Thursday, July 08, 2004

Ged,

my point is that we could compare one portion of architecture or some other portion of manufacturing, but software is not a proven in terms of delivery (scheduling), mistakes (bugs), etc..hence it can't be comared to physical things..at least not yet.

Prakash S
Thursday, July 08, 2004

The only good analogy for software development would have to revolve entirely around the hours spent naval-gazing thinking about what the best analogy is.

Keep those hours, join a bowling league, and I bet you break 250 before anyone comes up with an analogy that means anything whatsoever.

Tim
Thursday, July 08, 2004

Prakash,

I'm not talking about the whole software process.  I'm talking about the feeling you get coding when it all comes together.

Sometimes it just feels like the code was already there, just waiting for you to find it.

I've already mentioned fiction, but I've heard the same idea in Maths as well.  I remember listening to  a discussion about zero.  Mathematically zero is a recent discovery.

http://en.wikipedia.org/wiki/Zero#History

So, was there a zero before it's invention in India?

What was the effect of inventing zero?  How many previously unsolvable problems suddenly fell into place?

Did the inventor of zero also discover all those solutions?

The zero was already there, but they didn't recognise it for what it was.  I'm sure the best mathmaticians were already using zerio, they just didn't realise it was zero.

Ged Byrne
Friday, July 09, 2004

Sculptor discovering the inner form inside the marble might be a closer analogy to feeling you have.

Sometimes there is that feeling, when you push in this or that line or function, or replace it in re-factoring and it begins to work like a swiss watch in your hand beating with a life of its own.

But mostly it feels like banging my head against a wall repeatedly.

Simon Lucy
Friday, July 09, 2004

Michelangelo said something like "the sculpture is in the marble, I am just setting it free."  In that quote, he gets at why you feel that way.  He already had the idea of what to do, and so it's done in a sense.  All he has to do is work to "reveal" his idea.  It's not like working w/o knowing what the outcome will be.

sir_flexalot
Friday, July 09, 2004

Ged, I know the feeling you're talking about.  It does feel like a process of discovery.  For me, the feeling is like putting a puzzle together where you don't know what it's going to look like until you have all the pieces in place.

I believe this feeling, or ability, is only possible for those of us who have developed an intuitive understanding of programming through years of experience and practice.
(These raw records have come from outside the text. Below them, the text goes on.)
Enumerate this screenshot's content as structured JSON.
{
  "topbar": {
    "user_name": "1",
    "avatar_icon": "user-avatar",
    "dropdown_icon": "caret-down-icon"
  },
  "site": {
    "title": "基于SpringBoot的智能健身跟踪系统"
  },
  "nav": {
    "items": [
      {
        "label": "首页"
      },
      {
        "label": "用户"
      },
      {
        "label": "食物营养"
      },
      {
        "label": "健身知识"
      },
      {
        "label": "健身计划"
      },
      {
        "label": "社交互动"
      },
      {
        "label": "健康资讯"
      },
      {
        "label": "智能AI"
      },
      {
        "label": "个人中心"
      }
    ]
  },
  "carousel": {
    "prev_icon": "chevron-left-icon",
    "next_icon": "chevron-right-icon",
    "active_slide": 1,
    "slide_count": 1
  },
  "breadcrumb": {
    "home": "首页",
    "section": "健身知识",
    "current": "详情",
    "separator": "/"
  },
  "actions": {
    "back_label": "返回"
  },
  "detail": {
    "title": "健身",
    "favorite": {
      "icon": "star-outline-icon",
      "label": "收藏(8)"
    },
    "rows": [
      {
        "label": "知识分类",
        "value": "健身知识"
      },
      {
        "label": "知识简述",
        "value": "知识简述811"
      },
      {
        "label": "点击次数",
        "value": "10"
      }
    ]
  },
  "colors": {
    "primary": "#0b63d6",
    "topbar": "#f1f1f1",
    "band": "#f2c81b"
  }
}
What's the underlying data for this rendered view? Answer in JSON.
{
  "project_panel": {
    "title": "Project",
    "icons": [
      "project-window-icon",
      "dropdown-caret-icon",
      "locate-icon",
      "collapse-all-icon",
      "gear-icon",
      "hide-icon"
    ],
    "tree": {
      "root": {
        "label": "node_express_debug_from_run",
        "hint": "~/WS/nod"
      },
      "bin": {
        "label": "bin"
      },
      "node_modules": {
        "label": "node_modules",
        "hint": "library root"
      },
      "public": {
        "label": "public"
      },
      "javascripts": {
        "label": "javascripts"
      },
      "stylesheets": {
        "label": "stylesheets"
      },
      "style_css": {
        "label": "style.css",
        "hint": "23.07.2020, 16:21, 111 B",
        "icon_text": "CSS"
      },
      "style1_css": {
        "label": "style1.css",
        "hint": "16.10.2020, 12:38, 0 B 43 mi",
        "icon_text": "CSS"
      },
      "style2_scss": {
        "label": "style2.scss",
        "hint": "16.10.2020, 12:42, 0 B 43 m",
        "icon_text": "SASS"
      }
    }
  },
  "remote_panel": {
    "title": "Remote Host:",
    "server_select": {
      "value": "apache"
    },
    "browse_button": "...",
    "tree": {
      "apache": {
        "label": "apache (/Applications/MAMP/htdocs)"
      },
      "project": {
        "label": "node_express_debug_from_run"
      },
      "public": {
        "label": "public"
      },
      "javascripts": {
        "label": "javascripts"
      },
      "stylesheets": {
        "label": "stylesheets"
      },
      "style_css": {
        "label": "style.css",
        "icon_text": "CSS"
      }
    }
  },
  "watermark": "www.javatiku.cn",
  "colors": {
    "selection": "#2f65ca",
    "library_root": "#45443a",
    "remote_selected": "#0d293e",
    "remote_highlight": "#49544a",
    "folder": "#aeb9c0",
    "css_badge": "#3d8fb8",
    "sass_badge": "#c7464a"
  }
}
And yeah, it's a wonderful feeling to come out of such a coding session... knowing, or rather *sensing*, the rightness of the code and its design.

Geez, that sounds arrogant.  Not meant that way, and certainly not the way I feel about it.

Should be working
Friday, July 09, 2004

I second the head banging :(

moseswhitecotton
Friday, July 09, 2004

It's the head banging that makes those moments of discovery so great.